What really works in many cases, even severe cases, is a change in diet to what is right for YOU.

Going gluten-free and getting healthy

That change to a healthy diet is exactly what I can show you how to do. As I meet with you and your family, we will work together to find what common factors may be leading to a lackluster life, chronic pain, or even mood disorders like depression and anxiety . If you have already established a gluten-free diet, we’ll find out what you may be missing and how to re-introduce those important nutrients and fiber into your diet– or how to get rid of the harmful GMO’s. We’ll find the “good” snacks and the best recipes to meet your goals.

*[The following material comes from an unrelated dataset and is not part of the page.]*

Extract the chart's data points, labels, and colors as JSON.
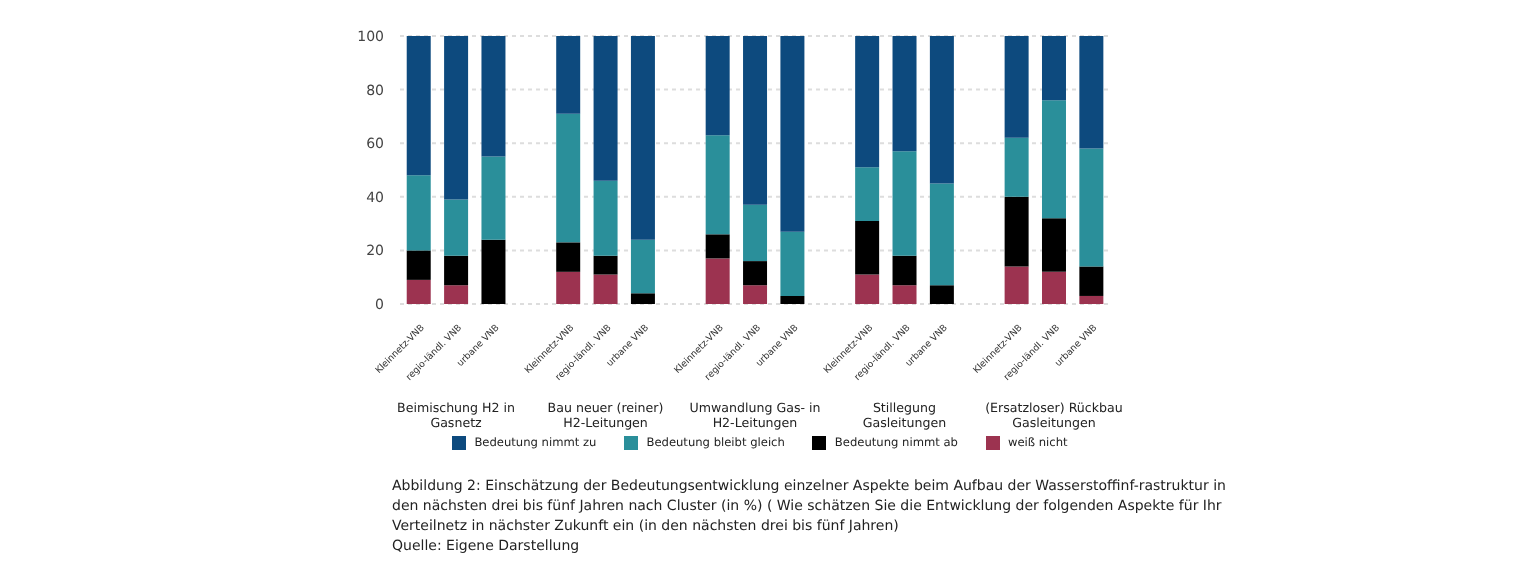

And I’ll be walking with you every step of the way. As we work together I will:

  • show you how to decipher what those ingredient labels really say.
  • teach you about the benefits of probiotics
  • help you find the right combination of food and activity to match your taste and lifestyle goals.
  • coach you when the going gets rocky or difficult.
  • encourage you to keep your goals in sight and achieve and new and healthy lifestyle.

Wanting to make changes to improve your life or that of a family member is the hard part.  I can help your family not only survive without gluten but to also thrive.